А тебе чего бы хотелось? Не тебя ль элегантно пришпилил классик: “...он принадлежал к тому типу людей, кои, скажем, воображая себе Индию, видят не багрового от жары английского чиновника, а непременно факира”. (Вроде бы так.)
То есть, проще говоря, ты хочешь, чтоб тебе тут Изида с Озирисом чай да сахар подавали. Так, что ли? Ну, так... Но их нет даже в Египте — не чая с сахаром, в смысле, — Озириса и Изиды там нет... А может, и не было... Дело не в них! Но Боже мой, почему сие человеческое жилище не имеет ни одного, ни единого отпечатка человечьей души? Почему? Ну, пусть эти отпечатки были бы проявлены через постыдное тело (а через что же еще?), пусть это были бы самые побочные, самые что ни на есть окольные проявления души, выказанные через очевидные физиологизмы, пусть это были бы следы застарелой мочи, спермы, еды, бурой высохшей крови, блевоты, “синих пятен вина”, кала — чего там еще входит-выходит из человека? — но только не то, что показывают мне сейчас, не это удушающее ничто, как будто люди здесь сроду не ели, не пили, не мотали друг другу нервов, не умирали, не слепли в тоске, будто они не бывали сбитыми с толку минутным восторгом, не рожали, не чахли от жалости и отчаянья... Да мало ли еще чего “не”...

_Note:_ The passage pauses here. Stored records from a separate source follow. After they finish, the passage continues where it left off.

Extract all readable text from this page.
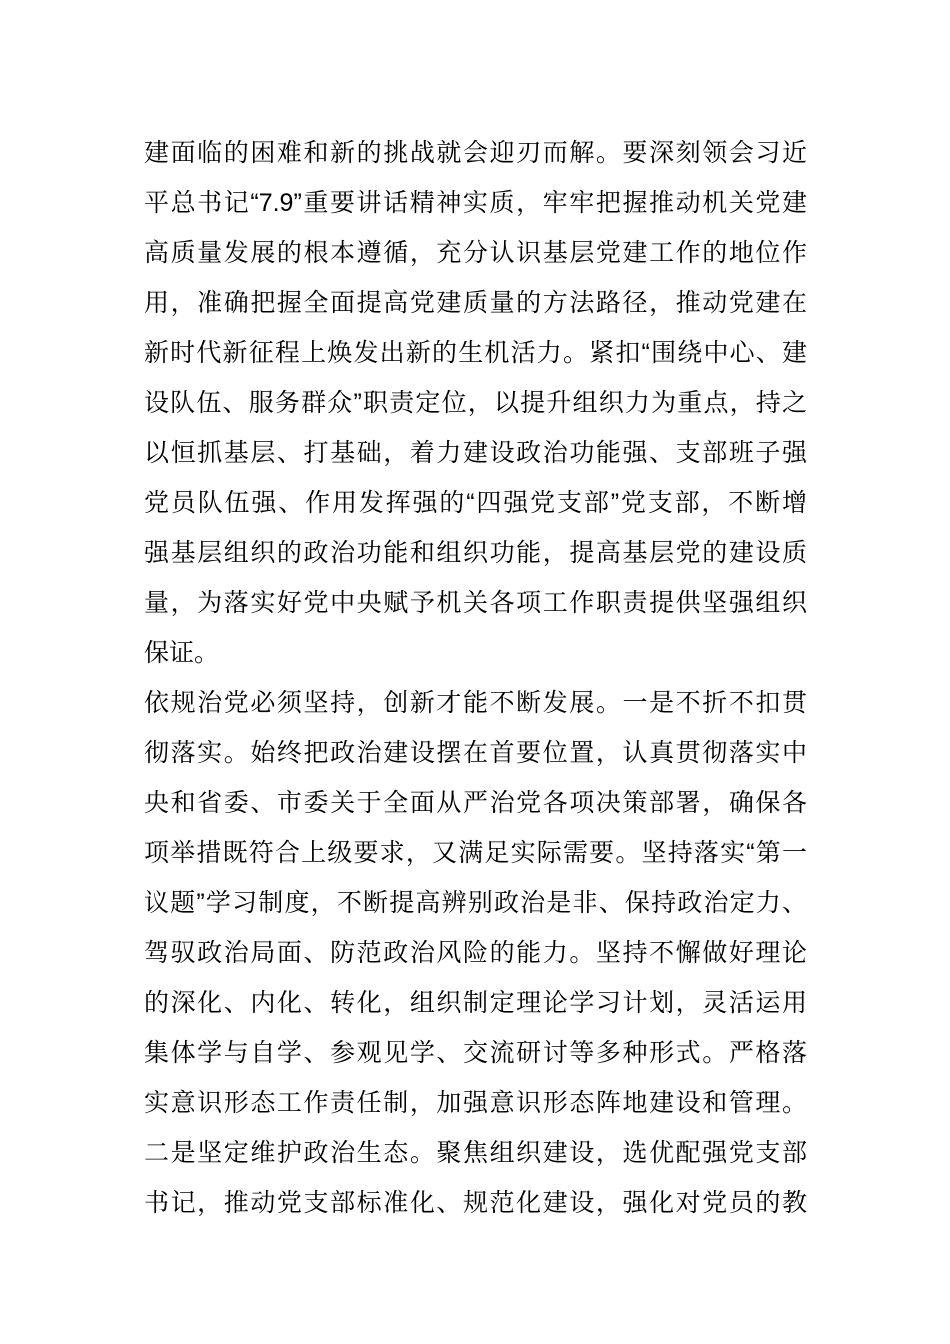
建面临的困难和新的挑战就会迎刃而解。要深刻领会习近
平总书记“7.9”重要讲话精神实质，牢牢把握推动机关党建
高质量发展的根本遵循，充分认识基层党建工作的地位作
用，准确把握全面提高党建质量的方法路径，推动党建在
新时代新征程上焕发出新的生机活力。紧扣“围绕中心、建
设队伍、服务群众”职责定位，以提升组织力为重点，持之
以恒抓基层、打基础，着力建设政治功能强、支部班子强
党员队伍强、作用发挥强的“四强党支部”党支部，不断增
强基层组织的政治功能和组织功能，提高基层党的建设质
量，为落实好党中央赋予机关各项工作职责提供坚强组织
保证。
依规治党必须坚持，创新才能不断发展。一是不折不扣贯
彻落实。始终把政治建设摆在首要位置，认真贯彻落实中
央和省委、市委关于全面从严治党各项决策部署，确保各
项举措既符合上级要求，又满足实际需要。坚持落实“第一
议题”学习制度，不断提高辨别政治是非、保持政治定力、
驾驭政治局面、防范政治风险的能力。坚持不懈做好理论
的深化、内化、转化，组织制定理论学习计划，灵活运用
集体学与自学、参观见学、交流研讨等多种形式。严格落
实意识形态工作责任制，加强意识形态阵地建设和管理。
二是坚定维护政治生态。聚焦组织建设，选优配强党支部
书记，推动党支部标准化、规范化建设，强化对党员的教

Электрическая плита. Стиральная машина. Койка для сна. Телевизор, конечно. Даже антенна-тарелка торчит на балконе. Убранство покоев: всенепременный, справляющий скромную нужду купидон — гипсовая дрянь на дээспэшных дверях ватерклозета; на всех плоскостях — то ли всепроникающие, то ли и впрямь директивные сердечки (I LOVE YOU) — абсолютная копия свиных или бабьих задов в сакральной позиции совокупления, две-три рамочки с рынка, — конечно же медные, кружевами обрамляющие бесплатные календари, а также суррогаты рекламной нечисти и квазикартинки с помойки, — о, как страшно, если это и будет последним, что видит умирающий человек! (А если это постоянно видит живущий?..)
“Я сейчас собираться брать мой душ”.
Что?.. как?.. зачем?..
“Я брать мой душ каждый день. Дон’т би эфрейд! Я делать быстрый”. — Он стоит перед ней в майке и трусах. И когда успел? О, это не будоражащая обнаженность любовника — скорее идиллически-безбурная, словно бы узаконенная уютность и беззастенчивость мирных семейных уз. Кажется, он сейчас зевнет и доверительно пукнет. Голубоватая майка застирана, с прорехой в подмышке. Трусы — красные, неожиданно маленькие, бесстыдно обнажают бабий живот, по-женски просторные (“ориентальные”) ляжки. Странный эффект: плоть везде покрыта потными колечками темных волос (дающих на груди густой и ровный, в меру длинный мех), а кожа при этом выглядит все равно очень белой и очень гладкой, омерзительно голой и беззащитной, как у моллюска. Вот они, прямоходящие шесть метров кишечного шланга, обернутого типовым комплектом слизистых оболочек, вялых мышц, слоями желтого сала, — и на все это плотно натянут кожух влажного эпидермиса с его потовыми железами и жировыми протоками. Бежать...
Дверь в ванную наконец закрывается. Женщина сидит, какое-то время тупо глядя на бугры развороченной койки. Синтетический спальный мешок со сломанной молнией... Одноразовые наволочки... Глянцевые, отдающие какой-то химической кислятиной небеса иллюстрированного журнала... Белые трусы с прилипшими лобковыми волосами...
Встает и крадучись идет к выходу. За дверью с купидоном громко и неровно слышны всплески ручного душа. Выбежать, успеть на свой поезд, нажать в мозгу кнопку “delete”...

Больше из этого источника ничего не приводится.